Ex. No.	5	10	15	20	30	45	60	Inf
Example 25	42	73	83	87	88	90	91	94

Inference: Based on above physical behavior of capsules, it was confirmed that in the presence of Fumaric acid in capsules would prevents the gelation phenomena of capsules containing Tafamidis CC when contacts with water or other dissolution media. The possible reason for disintegration/dispersion of capsules into particles could be due to acidifying the blend using Fumaric acid helps to disperse the Capsules easily in buffer Medias.

TABLE 31c
Comparison of Dissolution Profile of Prior Soft Gel Capsules
and Hard Gelatin Capsule (Example 25)

Cumulative drug release (%)

Time	WO2016038500	US20210363116A1
(min)	Form 1 Soft	Form CSV Soft	Capsule
	Gel. Capsule	Gel. Capsule	(Example 25)
0	0.0	0.0	0.0
5	14.0	6.6	42
10	27.3	67.6	73
15	29.1	82.8	83
20	28.1	88.4	87
30	27.6	89.1	88
45	26.8	87.4	90
60	21.8	86.4	91

The Table 31c results show that the hard gelatin capsules disclosed herein show higher cumulative drug release compared to the prior soft gelatin capsules of WO2016038500A1 (Form 1) and US20210363116A1 (tafamidis CSV) in pH 6.8 PBS, which confirms tafamidis hard gelatin capsules disclosed herein have improved bioavailability.

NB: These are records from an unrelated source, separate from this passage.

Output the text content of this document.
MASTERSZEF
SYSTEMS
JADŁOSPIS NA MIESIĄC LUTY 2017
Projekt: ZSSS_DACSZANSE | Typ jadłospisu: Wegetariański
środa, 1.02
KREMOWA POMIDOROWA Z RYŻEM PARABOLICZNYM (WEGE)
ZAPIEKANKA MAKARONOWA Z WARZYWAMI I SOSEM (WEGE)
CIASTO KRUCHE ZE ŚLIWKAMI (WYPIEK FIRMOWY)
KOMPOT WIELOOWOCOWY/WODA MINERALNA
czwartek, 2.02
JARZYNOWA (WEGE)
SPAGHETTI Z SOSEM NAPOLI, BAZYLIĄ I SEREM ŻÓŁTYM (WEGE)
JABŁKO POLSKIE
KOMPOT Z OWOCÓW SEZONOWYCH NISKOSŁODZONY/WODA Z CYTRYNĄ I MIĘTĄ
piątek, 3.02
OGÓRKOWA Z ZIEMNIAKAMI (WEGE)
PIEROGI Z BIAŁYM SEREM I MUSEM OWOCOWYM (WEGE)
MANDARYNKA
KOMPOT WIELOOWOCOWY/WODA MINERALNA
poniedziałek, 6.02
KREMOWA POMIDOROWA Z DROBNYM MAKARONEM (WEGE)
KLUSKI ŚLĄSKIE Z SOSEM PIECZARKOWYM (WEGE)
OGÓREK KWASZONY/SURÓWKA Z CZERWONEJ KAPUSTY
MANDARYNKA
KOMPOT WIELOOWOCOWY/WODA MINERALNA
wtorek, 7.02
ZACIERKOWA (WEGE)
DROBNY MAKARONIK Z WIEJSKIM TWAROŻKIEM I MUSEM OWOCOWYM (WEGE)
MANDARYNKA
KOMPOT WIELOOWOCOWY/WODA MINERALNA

The subject matter of U.S. patent application Ser. No. 17/530,003 is hereby incorporated by reference in its entirety.

Additionally, the subject matter of the documents cited herein is incorporated by reference in its entirety to the extent necessary. If there is a difference in meaning between the incorporated terms and the terms disclosed herein, the meaning of the terms disclosed herein will control.